Selain lingga yang digunakan untuk mengukur waktu, ada juga papan petung (perhitungan). Papan petung ini digunakan oleh para petani dan adalah alat bantu untuk menghitung hari baik dan buruk untuk mengadakan upacara-upacara penting. Alat ini juga bisa untuk meramal hari baik dan buruk untuk melakukan suatu kegiatan. Papan petung memuat konsep pertanggalan Jawa dengan wuku dan neptu (baca= 'netu'). Masing-masing papan petung diukir sesuai dengan jumlah pertanggalan yang disesuaikan dengan siklus pasaran atau pancawara (nama pekan yang terdiri dari 5 hari di budaya Jawa dan Bali ), saptawara (nama pekan yang terdiri dari 7 hari di budaya Jawa dan Bali juga), dll yang disesuaikan juga dengan kebutuhan penggunanya. 

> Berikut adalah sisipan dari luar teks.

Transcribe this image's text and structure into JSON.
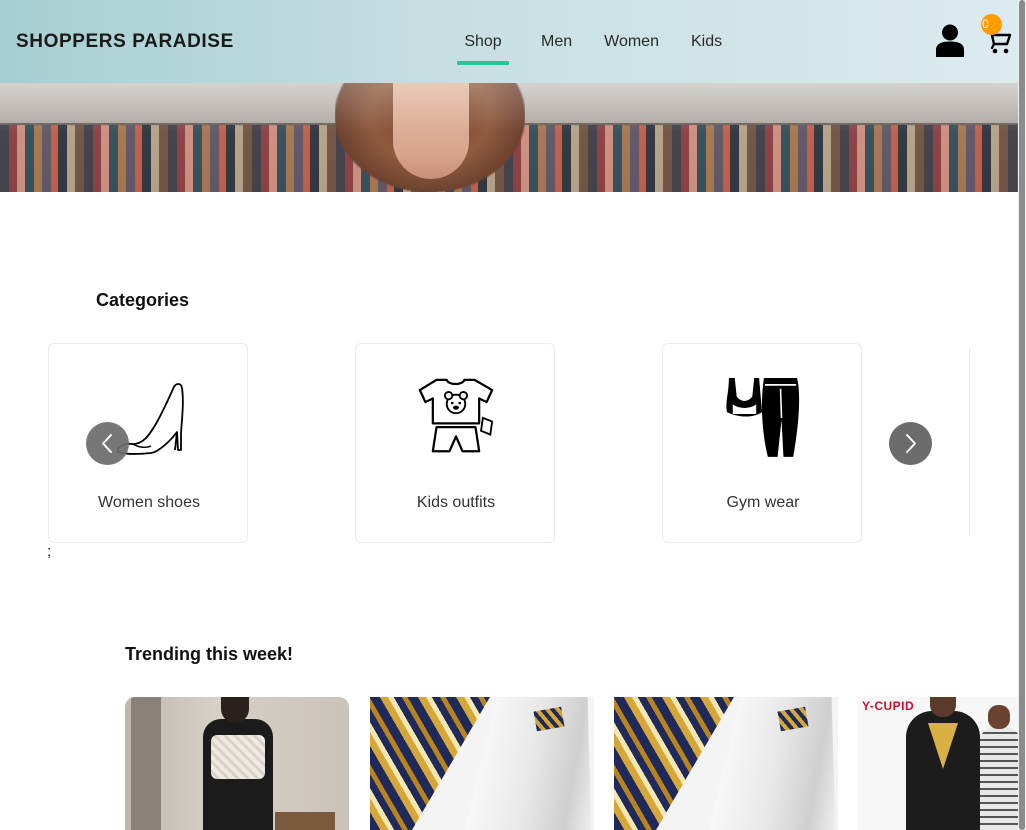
{
  "header": {
    "brand": "SHOPPERS PARADISE",
    "nav": [
      "Shop",
      "Men",
      "Women",
      "Kids"
    ],
    "active_nav": "Shop",
    "cart_count": "0",
    "icons": [
      "user-icon",
      "cart-icon"
    ]
  },
  "categories": {
    "title": "Categories",
    "items": [
      {
        "label": "Women shoes",
        "icon": "high-heel-shoe-icon"
      },
      {
        "label": "Kids outfits",
        "icon": "kids-outfit-icon"
      },
      {
        "label": "Gym wear",
        "icon": "gym-wear-icon"
      }
    ],
    "stray_text": ";"
  },
  "trending": {
    "title": "Trending this week!",
    "logo_text": "Y-CUPID"
  },
  "colors": {
    "accent": "#22c996",
    "badge": "#ff9c00",
    "carousel_button": "#6c6c6c"
  }
}
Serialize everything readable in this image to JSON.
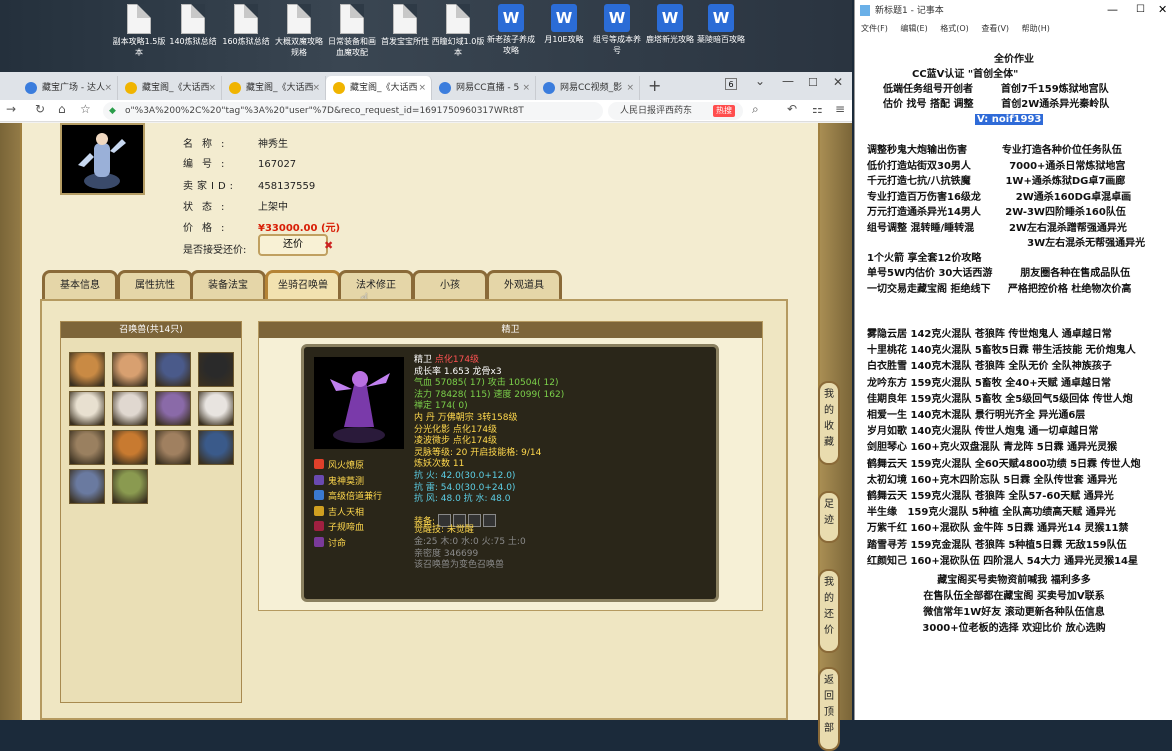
{
  "desktop": {
    "icons": [
      {
        "label": "副本攻略1.5版本",
        "type": "doc"
      },
      {
        "label": "140炼狱总结",
        "type": "doc"
      },
      {
        "label": "160炼狱总结",
        "type": "doc"
      },
      {
        "label": "大概双魔攻略规格",
        "type": "doc"
      },
      {
        "label": "日常装备和画血魔攻配",
        "type": "doc"
      },
      {
        "label": "首发宝宝所性",
        "type": "doc"
      },
      {
        "label": "西瞳幻域1.0版本",
        "type": "doc"
      },
      {
        "label": "新老孩子养成攻略",
        "type": "word"
      },
      {
        "label": "月10E攻略",
        "type": "word"
      },
      {
        "label": "组号等成本养号",
        "type": "word"
      },
      {
        "label": "鹿塔新光攻略",
        "type": "word"
      },
      {
        "label": "薬陵暗百攻略",
        "type": "word"
      }
    ]
  },
  "browser": {
    "tab_count": "6",
    "tabs": [
      {
        "label": "藏宝广场 - 达人",
        "color": "#3b7ddd"
      },
      {
        "label": "藏宝阁_《大话西",
        "color": "#f0b400"
      },
      {
        "label": "藏宝阁_《大话西",
        "color": "#f0b400"
      },
      {
        "label": "藏宝阁_《大话西",
        "color": "#f0b400"
      },
      {
        "label": "网易CC直播 - 5",
        "color": "#3b7ddd"
      },
      {
        "label": "网易CC视频_影",
        "color": "#3b7ddd"
      }
    ],
    "url": "o\"%3A%200%2C%20\"tag\"%3A%20\"user\"%7D&reco_request_id=1691750960317WRt8T",
    "search": "人民日报评西药东",
    "hot": "热搜"
  },
  "item": {
    "rows": [
      {
        "key": "名称:",
        "value": "神秀生"
      },
      {
        "key": "编号:",
        "value": "167027"
      },
      {
        "key": "卖家ID:",
        "value": "458137559"
      },
      {
        "key": "状态:",
        "value": "上架中"
      },
      {
        "key": "价格:",
        "value": "¥33000.00 (元)"
      }
    ],
    "haggle_label": "是否接受还价:",
    "haggle_button": "还价"
  },
  "tabs": [
    "基本信息",
    "属性抗性",
    "装备法宝",
    "坐骑召唤兽",
    "法术修正",
    "小孩",
    "外观道具"
  ],
  "pet_list": {
    "title": "召唤兽(共14只)",
    "colors": [
      "#c98a44",
      "#d8a070",
      "#4a5a8a",
      "#2a2a2a",
      "#e8e0d0",
      "#e0d8d0",
      "#8a6aa8",
      "#e8e4e0",
      "#9a8060",
      "#c87a30",
      "#a08060",
      "#3a5a8a",
      "#6a7aa0",
      "#8a9a50"
    ]
  },
  "detail": {
    "title": "精卫",
    "lines": [
      {
        "t": "精卫 ",
        "c": "w",
        "t2": "点化174级",
        "c2": "r"
      },
      {
        "t": "成长率 1.653 龙骨x3",
        "c": "w"
      },
      {
        "t": "气血 57085( 17) 攻击 10504( 12)",
        "c": "g"
      },
      {
        "t": "法力 78428( 115) 速度 2099( 162)",
        "c": "g"
      },
      {
        "t": "禅定 174( 0)",
        "c": "g"
      },
      {
        "t": "内    丹 万佛朝宗 3转158级",
        "c": "y"
      },
      {
        "t": "            分光化影 点化174级",
        "c": "y"
      },
      {
        "t": "            凌波微步 点化174级",
        "c": "y"
      },
      {
        "t": "灵脉等级: 20 开启技能格: 9/14",
        "c": "y"
      },
      {
        "t": "炼妖次数 11",
        "c": "y"
      },
      {
        "t": "抗    火: 42.0(30.0+12.0)",
        "c": "c"
      },
      {
        "t": "抗    雷: 54.0(30.0+24.0)",
        "c": "c"
      },
      {
        "t": "抗    风: 48.0 抗    水: 48.0",
        "c": "c"
      },
      {
        "t": "装备: ",
        "c": "y"
      },
      {
        "t": "觉醒技:  未觉醒",
        "c": "y"
      },
      {
        "t": "金:25 木:0 水:0 火:75 土:0",
        "c": "gr"
      },
      {
        "t": "亲密度 346699",
        "c": "gr"
      },
      {
        "t": "该召唤兽为变色召唤兽",
        "c": "gr"
      }
    ],
    "skills": [
      {
        "label": "风火燎原",
        "color": "#e0402a"
      },
      {
        "label": "鬼神莫测",
        "color": "#6a4ab0"
      },
      {
        "label": "高级倍道兼行",
        "color": "#3a7ad0"
      },
      {
        "label": "吉人天相",
        "color": "#d0a020"
      },
      {
        "label": "子规啼血",
        "color": "#a02040"
      },
      {
        "label": "讨命",
        "color": "#7a3a9a"
      }
    ]
  },
  "side_buttons": [
    "我的收藏",
    "足迹",
    "我的还价",
    "返回顶部"
  ],
  "notepad": {
    "title": "新标题1 - 记事本",
    "menu": [
      "文件(F)",
      "编辑(E)",
      "格式(O)",
      "查看(V)",
      "帮助(H)"
    ],
    "header": [
      "全价作业",
      "CC蓝V认证 \"首创全体\"",
      "低端任务组号开创者        首创7千159炼狱地宫队",
      "估价 找号 搭配 调整        首创2W通杀异光秦岭队"
    ],
    "contact": "V: noif1993",
    "services": [
      "调整秒鬼大炮输出伤害          专业打造各种价位任务队伍",
      "低价打造站街双30男人           7000+通杀日常炼狱地宫",
      "千元打造七抗/八抗铁魔          1W+通杀炼狱DG卓7画廊",
      "专业打造百万伤害16级龙          2W通杀160DG卓混卓画",
      "万元打造通杀异光14男人       2W-3W四阶睡杀160队伍",
      "组号调整 混转睡/睡转混          2W左右混杀蹭帮强通异光",
      "                                              3W左右混杀无帮强通异光",
      "1个火箭 享全套12价攻略",
      "单号5W内估价 30大话西游        朋友圈各种在售成品队伍",
      "一切交易走藏宝阁 拒绝线下     严格把控价格 杜绝物次价高"
    ],
    "teams": [
      "雾隐云居 142克火混队 苍狼阵 传世炮鬼人 通卓越日常",
      "十里桃花 140克火混队 5畜牧5日霖 带生活技能 无价炮鬼人",
      "白衣胜雪 140克木混队 苍狼阵 全队无价 全队神族孩子",
      "龙吟东方 159克火混队 5畜牧 全40+天赋 通卓越日常",
      "佳期良年 159克火混队 5畜牧 全5级回气5级回体 传世人炮",
      "相爱一生 140克木混队 景行明光齐全 异光通6层",
      "岁月如歌 140克火混队 传世人炮鬼 通一切卓越日常",
      "剑胆琴心 160+克火双盘混队 青龙阵 5日霖 通异光灵猴",
      "鹤舞云天 159克火混队 全60天赋4800功绩 5日霖 传世人炮",
      "太初幻境 160+克木四阶忘队 5日霖 全队传世套 通异光",
      "鹤舞云天 159克火混队 苍狼阵 全队57-60天赋 通异光",
      "半生缘   159克火混队 5种植 全队高功绩高天赋 通异光",
      "万紫千红 160+混砍队 金牛阵 5日霖 通异光14 灵猴11禁",
      "踏雪寻芳 159克金混队 苍狼阵 5种植5日霖 无敌159队伍",
      "红颜知己 160+混砍队伍 四阶混人 54大力 通异光灵猴14星"
    ],
    "footer": [
      "藏宝阁买号卖物资前喊我 福利多多",
      "在售队伍全部都在藏宝阁 买卖号加V联系",
      "微信常年1W好友 滚动更新各种队伍信息",
      "3000+位老板的选择 欢迎比价 放心选购"
    ]
  }
}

Kalau papan petung digunakan untuk meramal hari baik dan buruk untuk melakukan kegiatan, ada alat lain yang mirip dengan papan petung, tapi bedanya adalah alat ini untuk meramal nasib baik dan buruk seseorang berdasarkan gugus bintang saat hari kelahirannya, mirip dengan zodiak atau horoskop. Nama alat atau lebih tepat nya ilmu ini adalah Teks Palintangan dalam Serat Kempalan Warna-warni. Teks Palintangan ditulis di Serat Kempalan Warna-warni bagian pertama pada awal abad ke-20. Naskah ini didapatkan dari Jayadana oleh Panti Boedaja tahun 1936. 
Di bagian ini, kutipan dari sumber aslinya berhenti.